September 15, 2020
How Wisconsin courts and juries will approach lawsuits over exposure to COVID-19 is currently unknown. What does seem certain is that these lawsuits will occur. With COVID-19 cases ramping up across most of Wisconsin recently, businesses, organizations, and event hosts are consistently pondering what they can do to limit their liability in the event a customer, guest, or even an employee contracts COVID-19 at their place of business. In addition, businesses may be denied coverage for COVID-19 claims under their CGL policies because of various exclusions that are in most policies, leaving businesses directly responsible to defend lawsuits and pay any damages.
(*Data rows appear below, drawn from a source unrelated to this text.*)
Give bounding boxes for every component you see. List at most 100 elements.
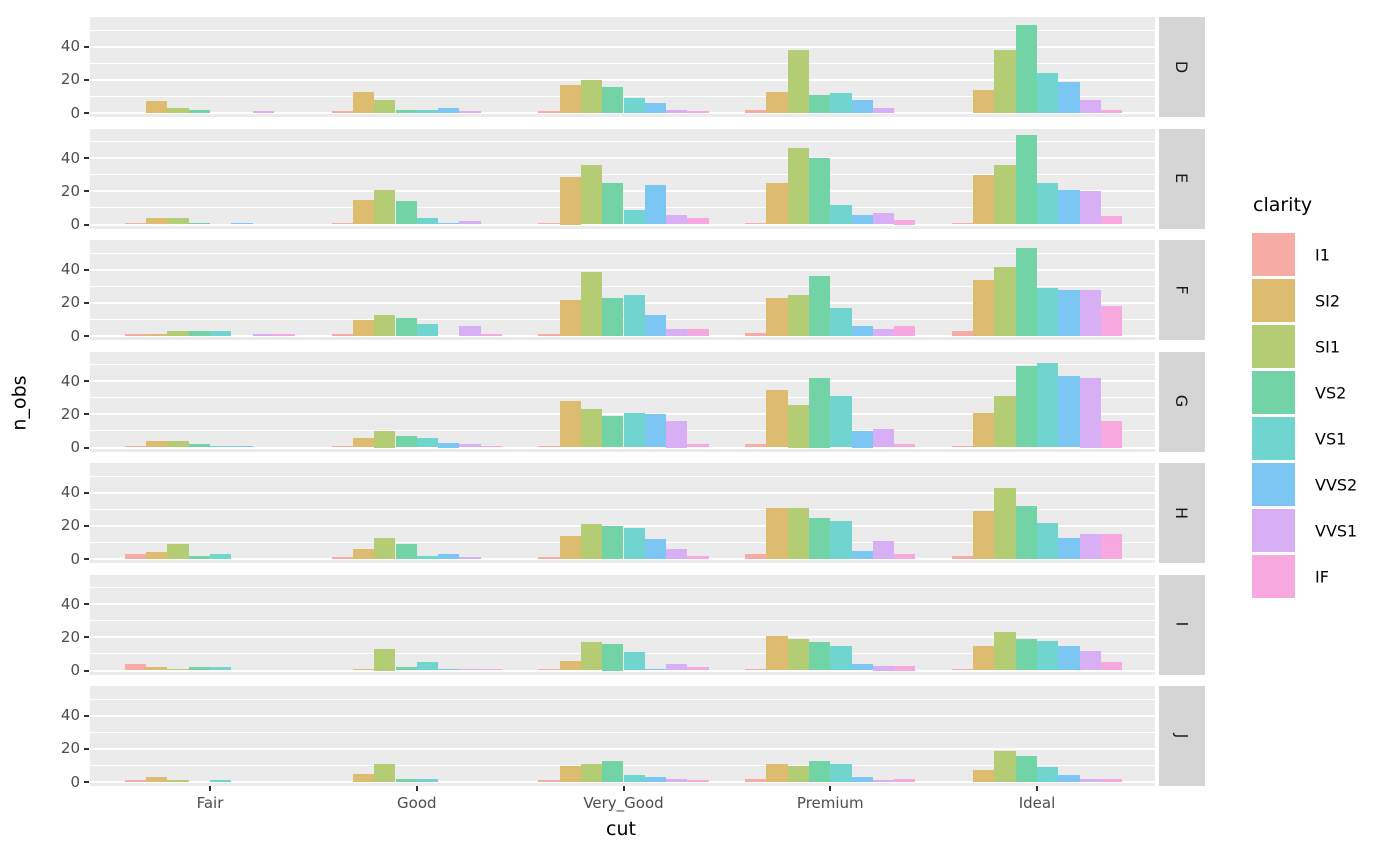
legend-label-VVS1: VVS1	[1315, 521, 1358, 540]
bar-J-Premium-VVS1	[872, 780, 895, 782]
bar-I-Good-VS1	[416, 662, 439, 671]
bar-H-Ideal-VS2	[1015, 506, 1037, 559]
bar-J-Ideal-SI1	[994, 750, 1016, 782]
facet-panel-J	[90, 686, 1155, 786]
bar-E-Ideal-IF	[1100, 216, 1123, 225]
bar-G-Ideal-I1	[951, 445, 974, 448]
bar-E-Very_Good-SI1	[580, 164, 603, 225]
y-tick-label-E-20: 20	[60, 181, 80, 200]
bar-I-Fair-SI1	[167, 668, 189, 671]
x-tick-mark-Ideal	[1036, 786, 1038, 791]
bar-F-Premium-VS1	[830, 307, 852, 336]
bar-E-Fair-VVS2	[231, 222, 253, 225]
bar-H-Very_Good-I1	[538, 557, 560, 559]
bar-E-Good-VS2	[395, 201, 417, 225]
bar-E-Good-VS1	[416, 217, 439, 225]
bar-J-Premium-IF	[894, 778, 916, 782]
bar-H-Very_Good-VS1	[623, 527, 645, 559]
bar-G-Good-I1	[331, 445, 353, 448]
bar-F-Ideal-IF	[1100, 306, 1123, 336]
bar-G-Fair-SI1	[167, 440, 189, 448]
bar-I-Good-VS2	[395, 667, 417, 671]
bar-E-Premium-SI1	[787, 148, 809, 225]
y-tick-mark-G-20	[84, 413, 89, 416]
bar-H-Good-SI1	[374, 537, 396, 559]
x-tick-label-Premium: Premium	[796, 794, 864, 812]
y-tick-mark-H-20	[84, 524, 89, 527]
bar-D-Ideal-VS2	[1015, 25, 1037, 113]
minor-gridline-y30	[90, 285, 1155, 287]
bar-E-Very_Good-VVS1	[666, 214, 688, 225]
minor-gridline-y50	[90, 141, 1155, 143]
bar-F-Good-VS2	[395, 317, 417, 336]
bar-I-Ideal-VS1	[1037, 640, 1059, 671]
bar-G-Good-SI2	[352, 437, 375, 448]
bar-E-Very_Good-VS2	[602, 183, 624, 225]
bar-F-Fair-VS1	[210, 331, 232, 336]
bar-E-Very_Good-VS1	[623, 209, 645, 225]
bar-F-Ideal-SI2	[973, 279, 995, 336]
bar-I-Fair-I1	[124, 663, 147, 671]
bar-F-Premium-SI1	[787, 294, 809, 336]
major-gridline-y40	[90, 45, 1155, 48]
bar-J-Premium-SI2	[766, 763, 788, 782]
bar-G-Premium-VS1	[830, 396, 852, 448]
bar-F-Premium-VVS2	[851, 326, 873, 336]
legend-label-VVS2: VVS2	[1315, 475, 1358, 494]
minor-gridline-y50	[90, 29, 1155, 31]
bar-H-Premium-VVS1	[872, 540, 895, 559]
bar-J-Premium-I1	[745, 778, 767, 782]
bar-G-Fair-VVS2	[231, 445, 253, 448]
bar-G-Very_Good-SI2	[559, 401, 581, 448]
y-tick-label-E-40: 40	[60, 148, 80, 167]
bar-F-Good-IF	[480, 334, 502, 336]
bar-I-Very_Good-VS2	[602, 644, 624, 671]
y-tick-label-H-40: 40	[60, 483, 80, 502]
facet-strip-D: D	[1159, 17, 1205, 117]
y-tick-label-G-40: 40	[60, 371, 80, 390]
y-tick-label-D-0: 0	[70, 103, 80, 122]
bar-D-Premium-VVS1	[872, 108, 895, 113]
bar-H-Premium-VS2	[808, 517, 831, 559]
bar-G-Very_Good-I1	[538, 445, 560, 448]
bar-I-Fair-VS1	[210, 667, 232, 671]
bar-D-Very_Good-VS2	[602, 86, 624, 113]
bar-F-Fair-SI1	[167, 331, 189, 336]
major-gridline-y0	[90, 558, 1155, 560]
x-tick-label-Fair: Fair	[196, 794, 224, 812]
legend-swatch-I1	[1252, 233, 1295, 276]
bar-E-Ideal-VS1	[1037, 183, 1059, 225]
bar-H-Very_Good-SI2	[559, 535, 581, 559]
bar-E-Very_Good-SI2	[559, 176, 581, 225]
bar-I-Ideal-I1	[951, 668, 974, 671]
y-tick-label-H-0: 0	[70, 549, 80, 568]
bar-J-Very_Good-VVS1	[666, 778, 688, 782]
bar-G-Premium-VS2	[808, 378, 831, 448]
bar-E-Fair-SI2	[146, 217, 168, 225]
bar-E-Ideal-VS2	[1015, 135, 1037, 225]
facet-panel-H	[90, 463, 1155, 563]
bar-J-Good-SI1	[374, 763, 396, 782]
facet-panel-F	[90, 240, 1155, 340]
facet-strip-E: E	[1159, 128, 1205, 229]
y-tick-mark-D-20	[84, 78, 89, 81]
bar-J-Very_Good-VVS2	[644, 777, 667, 782]
bar-F-Good-VVS1	[459, 326, 481, 336]
facet-strip-label-I: I	[1172, 621, 1192, 628]
bar-G-Ideal-SI1	[994, 396, 1016, 448]
bar-I-Ideal-VVS2	[1058, 645, 1080, 671]
bar-I-Ideal-SI2	[973, 645, 995, 671]
legend-title: clarity	[1253, 194, 1313, 216]
y-tick-label-F-20: 20	[60, 293, 80, 312]
bar-H-Good-VVS1	[459, 557, 481, 559]
bar-J-Ideal-SI2	[973, 770, 995, 782]
major-gridline-y0	[90, 669, 1155, 672]
bar-D-Ideal-IF	[1100, 109, 1123, 113]
bar-E-Premium-I1	[745, 222, 767, 225]
bar-G-Very_Good-IF	[687, 444, 709, 448]
facet-panel-I	[90, 574, 1155, 675]
bar-H-Very_Good-SI1	[580, 524, 603, 559]
bar-F-Very_Good-VS1	[623, 294, 645, 336]
bar-D-Good-I1	[331, 111, 353, 113]
major-gridline-y20	[90, 636, 1155, 639]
As an obvious result, COVID-19 waivers have been appearing with frequency as businesses seek to reduce their exposure for claims related to the virus. Many of my clients seem to be under the common misconception that a liability waiver is certain to be enforceable. However, the Wisconsin Supreme Court has been very clear that Wisconsin law does not favor waiver agreements. In practice, these agreements are often deemed unenforceable by Wisconsin courts. Given the novel nature of the COVID-19 virus, it is simply not possible to determine how Wisconsin courts will interpret waivers designed to limit liability related to the virus. Precise drafting of these waivers in line with the decisions of the Wisconsin Supreme Court and Court of Appeals is essential if a business hopes to enforce a waiver.
In order to be enforceable in Wisconsin, a waiver must satisfy three tests: (1) the waiver must not be too broad or all-inclusive; (2) the waiver must clearly communicate the nature and significance of what is being signed and what rights are being waived; and (3) the signer must have an opportunity to bargain over the language in the waiver. In this context, a waiver should be narrowly focused on contracting the virus due to the negligence of the business or its employees. The waiver should be very clear that a signer is relinquishing the ability to sue the business for negligence. Unfortunately, there has been no guidance as to what constitutes an acceptable “opportunity to bargain.” However, simply refusing entry to those who refuse to sign the waiver as-is is not sufficient. Given the admittedly confusing law at issue, an experienced attorney should review waivers, especially in Wisconsin.
The above article appeared in the September 2020 Hudson Neighbors magazine.